The easiest way to get pyvariant is using [pip](https://pip.pypa.io/en/latest/quickstart.html):

```sh
pip install pyvariant
```

The source code is hosted on GitHub at:

## How to use it

Before you can use pyvariant, you will need to download the necessary genomic data.

To download and install data from Ensembl, run:

```shell
pyvariant install --species --release
```

For example:

```shell
pyvariant install --species 'homo sapiens' --release 100
```

At the time of writing, installing a human dataset takes roughly 30-45 minutes and 1.5G of storage space. However, the actual time and space required to install a dataset will depend entirely on the size of the dataset, your computer, internet speed, etc.

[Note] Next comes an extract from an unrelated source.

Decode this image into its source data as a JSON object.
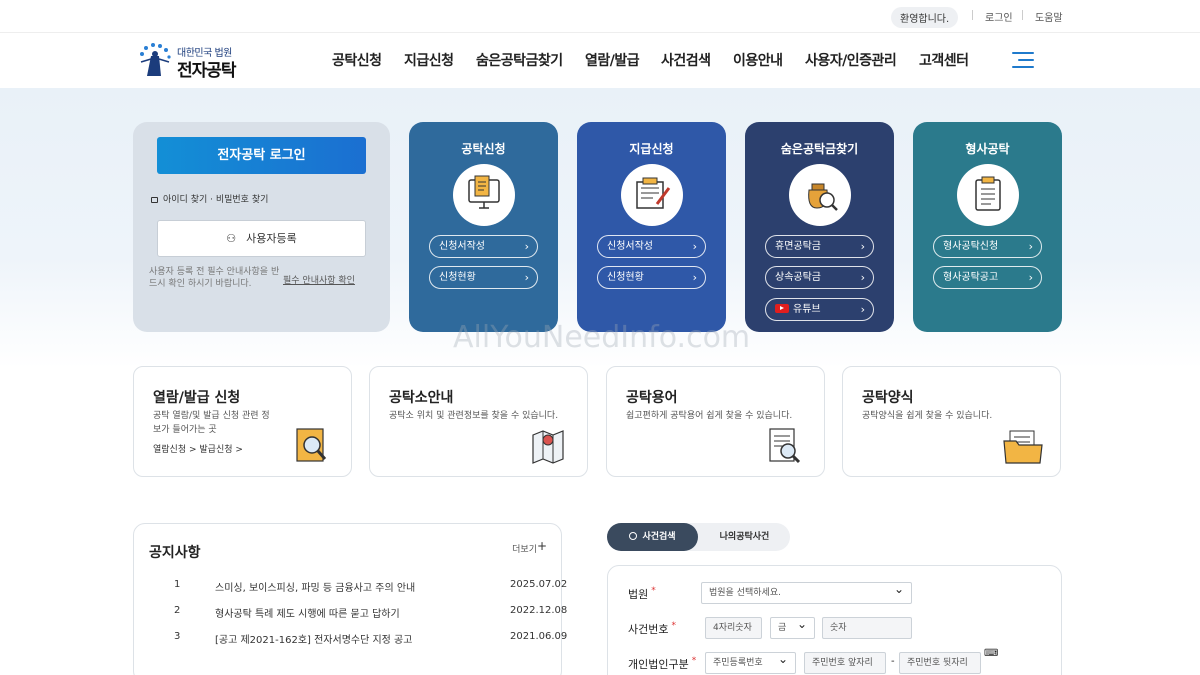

By default, the data is downloaded to a [platform-specific data directory](https://pypi.org/project/appdirs/) that is generally only accessible by the user (e.g. `/home//.local/share/pyvariant/`). If you want the data to be accessible to other users, or your home directory does have enough storage space, you may to specify a different directory to download to with the `--cache` option:

```shell
pyvariant install --species homo_sapiens --release 100 --cache /path/to/cache/
```

For more options, run:

```shell
pyvariant install --help
```

Alternatively, you can run the installation from inside a Python process:

```python
>>> from pyvariant import EnsemblRelease
>>> ensembl100 = EnsemblRelease(species='homo_sapiens', release=100, cache_dir="/path/to/cache/")
>>> ensembl100.install()
```

Once the data is installed, the `EnsemblRelease` object provides methods for getting information about different features, getting the DNA/RNA/protein sequence at a position, and converting between positions, etc.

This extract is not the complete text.